Carolyne Roehm photo
Hello Everyone! I hope you are all in for a marvelous Sunday. In my little part of the world, the weather has turned cold and gray-- just perfect for enjoying the warmth inside. So for lunch today, I'm making a rich and creamy corn soup. It's not for dieters; buy hey, everyone needs a "free day" or two, right? The recipe is from Carolyne Roehm, created by Nancy who works for Carolyne at her Weatherstone estate in Connecticut. I have made several of Nancy's recipes, and they're always delicious.
Carolyne Roehm photoThe ingredients:
1 tablespoon butter
1 tablespoon olive oil
3/4 cup coarsely chopped shallots
1 tablespoon chopped garlic
2 pounds frozen corn or 4 cups fresh off the cob
1 quart 1% milk
1 1/2 cups chicken broth
3 tablespoons creme fraiche
sage leaves (garnish)
salt and pepper to taste
1.In a medium sized soup pot on medium high heat, melt the butter with the olive oil and add the shallots and garlic. Saute for 3 minutes, add the corn and the milk and bring to boil. Reduce the heat to low and simmer for 15 minutes. remove from heat and cool for 10 minutes.

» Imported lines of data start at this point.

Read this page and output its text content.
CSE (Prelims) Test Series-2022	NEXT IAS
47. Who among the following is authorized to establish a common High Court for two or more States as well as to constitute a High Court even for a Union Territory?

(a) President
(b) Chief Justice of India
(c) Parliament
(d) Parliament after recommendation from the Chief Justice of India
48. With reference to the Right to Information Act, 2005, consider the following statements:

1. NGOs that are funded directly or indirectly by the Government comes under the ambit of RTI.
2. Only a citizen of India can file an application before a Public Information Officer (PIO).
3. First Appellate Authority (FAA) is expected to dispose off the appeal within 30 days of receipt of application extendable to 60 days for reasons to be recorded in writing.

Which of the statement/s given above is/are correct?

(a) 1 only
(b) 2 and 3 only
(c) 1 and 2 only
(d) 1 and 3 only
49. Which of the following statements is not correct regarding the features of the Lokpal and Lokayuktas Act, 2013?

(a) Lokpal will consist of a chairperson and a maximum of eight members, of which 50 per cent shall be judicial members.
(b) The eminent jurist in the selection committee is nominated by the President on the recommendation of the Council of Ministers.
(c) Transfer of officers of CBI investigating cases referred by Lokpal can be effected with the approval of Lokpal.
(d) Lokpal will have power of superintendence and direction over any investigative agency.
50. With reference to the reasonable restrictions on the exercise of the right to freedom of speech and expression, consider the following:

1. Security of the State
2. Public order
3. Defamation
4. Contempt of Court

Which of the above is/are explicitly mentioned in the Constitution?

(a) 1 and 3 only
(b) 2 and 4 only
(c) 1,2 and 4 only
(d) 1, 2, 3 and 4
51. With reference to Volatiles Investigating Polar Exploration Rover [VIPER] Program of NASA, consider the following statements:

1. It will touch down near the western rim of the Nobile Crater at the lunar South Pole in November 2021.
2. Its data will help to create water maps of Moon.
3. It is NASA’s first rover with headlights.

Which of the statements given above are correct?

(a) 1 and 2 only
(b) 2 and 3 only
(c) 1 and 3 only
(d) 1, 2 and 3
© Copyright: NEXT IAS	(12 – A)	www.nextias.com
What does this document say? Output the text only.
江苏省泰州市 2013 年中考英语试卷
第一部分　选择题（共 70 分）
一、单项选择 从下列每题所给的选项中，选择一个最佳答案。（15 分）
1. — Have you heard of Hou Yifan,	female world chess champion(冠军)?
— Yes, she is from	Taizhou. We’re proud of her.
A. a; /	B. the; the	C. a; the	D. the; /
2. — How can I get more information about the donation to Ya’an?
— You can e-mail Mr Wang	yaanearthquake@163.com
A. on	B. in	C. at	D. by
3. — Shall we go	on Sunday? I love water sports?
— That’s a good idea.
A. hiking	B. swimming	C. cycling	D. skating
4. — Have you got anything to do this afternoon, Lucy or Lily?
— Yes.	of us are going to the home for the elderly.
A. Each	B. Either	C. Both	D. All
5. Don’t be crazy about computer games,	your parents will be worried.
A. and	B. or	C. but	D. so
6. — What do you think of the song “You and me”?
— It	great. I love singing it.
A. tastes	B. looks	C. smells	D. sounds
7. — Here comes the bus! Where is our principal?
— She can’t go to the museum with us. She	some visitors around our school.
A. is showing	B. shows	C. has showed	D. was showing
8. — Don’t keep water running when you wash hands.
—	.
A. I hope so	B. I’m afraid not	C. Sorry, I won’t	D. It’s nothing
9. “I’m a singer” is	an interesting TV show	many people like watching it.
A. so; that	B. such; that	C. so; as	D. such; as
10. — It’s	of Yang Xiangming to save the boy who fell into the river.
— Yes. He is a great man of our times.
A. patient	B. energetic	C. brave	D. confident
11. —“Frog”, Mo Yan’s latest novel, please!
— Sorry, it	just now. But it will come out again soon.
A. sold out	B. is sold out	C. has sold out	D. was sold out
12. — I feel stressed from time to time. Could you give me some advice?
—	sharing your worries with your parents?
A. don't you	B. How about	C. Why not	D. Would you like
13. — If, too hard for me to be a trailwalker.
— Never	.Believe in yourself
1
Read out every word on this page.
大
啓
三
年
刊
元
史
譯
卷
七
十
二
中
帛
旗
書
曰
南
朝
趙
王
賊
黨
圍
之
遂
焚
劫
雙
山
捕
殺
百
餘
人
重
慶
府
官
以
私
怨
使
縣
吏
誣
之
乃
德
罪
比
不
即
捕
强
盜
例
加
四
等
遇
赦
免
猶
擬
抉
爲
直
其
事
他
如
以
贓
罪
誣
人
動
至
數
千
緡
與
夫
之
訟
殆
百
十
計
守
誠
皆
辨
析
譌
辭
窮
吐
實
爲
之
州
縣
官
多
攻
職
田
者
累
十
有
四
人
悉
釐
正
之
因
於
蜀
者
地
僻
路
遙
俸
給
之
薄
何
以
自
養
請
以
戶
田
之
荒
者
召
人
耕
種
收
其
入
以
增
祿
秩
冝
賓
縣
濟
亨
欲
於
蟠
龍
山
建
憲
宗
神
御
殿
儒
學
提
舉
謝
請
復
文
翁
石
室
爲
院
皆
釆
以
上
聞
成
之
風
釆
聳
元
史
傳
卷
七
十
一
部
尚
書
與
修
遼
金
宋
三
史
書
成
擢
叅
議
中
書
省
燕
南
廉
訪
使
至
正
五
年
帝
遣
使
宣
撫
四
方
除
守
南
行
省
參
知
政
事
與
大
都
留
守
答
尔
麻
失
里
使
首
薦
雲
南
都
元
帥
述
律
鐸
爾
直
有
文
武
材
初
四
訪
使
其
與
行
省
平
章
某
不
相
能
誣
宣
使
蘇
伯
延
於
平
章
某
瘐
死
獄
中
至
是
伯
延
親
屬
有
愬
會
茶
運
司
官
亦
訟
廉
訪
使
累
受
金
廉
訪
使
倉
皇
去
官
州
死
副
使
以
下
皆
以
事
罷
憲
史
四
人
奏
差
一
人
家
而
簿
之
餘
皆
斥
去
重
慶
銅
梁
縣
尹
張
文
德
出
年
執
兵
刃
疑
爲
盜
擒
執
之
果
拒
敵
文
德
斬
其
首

2. Process in a blender in 3 batches adding 1/2 cup of chicken broth and 1 tablespoon of creme fraiche to each batch and blend on high speed until smooth. Add salt and pepper to taste. Re-heat if necessary, then add fried sage leaves on top, for garnish and serve.
3. Can be made ahead and refrigerated up to 3 days.
Enjoy the soup, and enjoy your Sunday!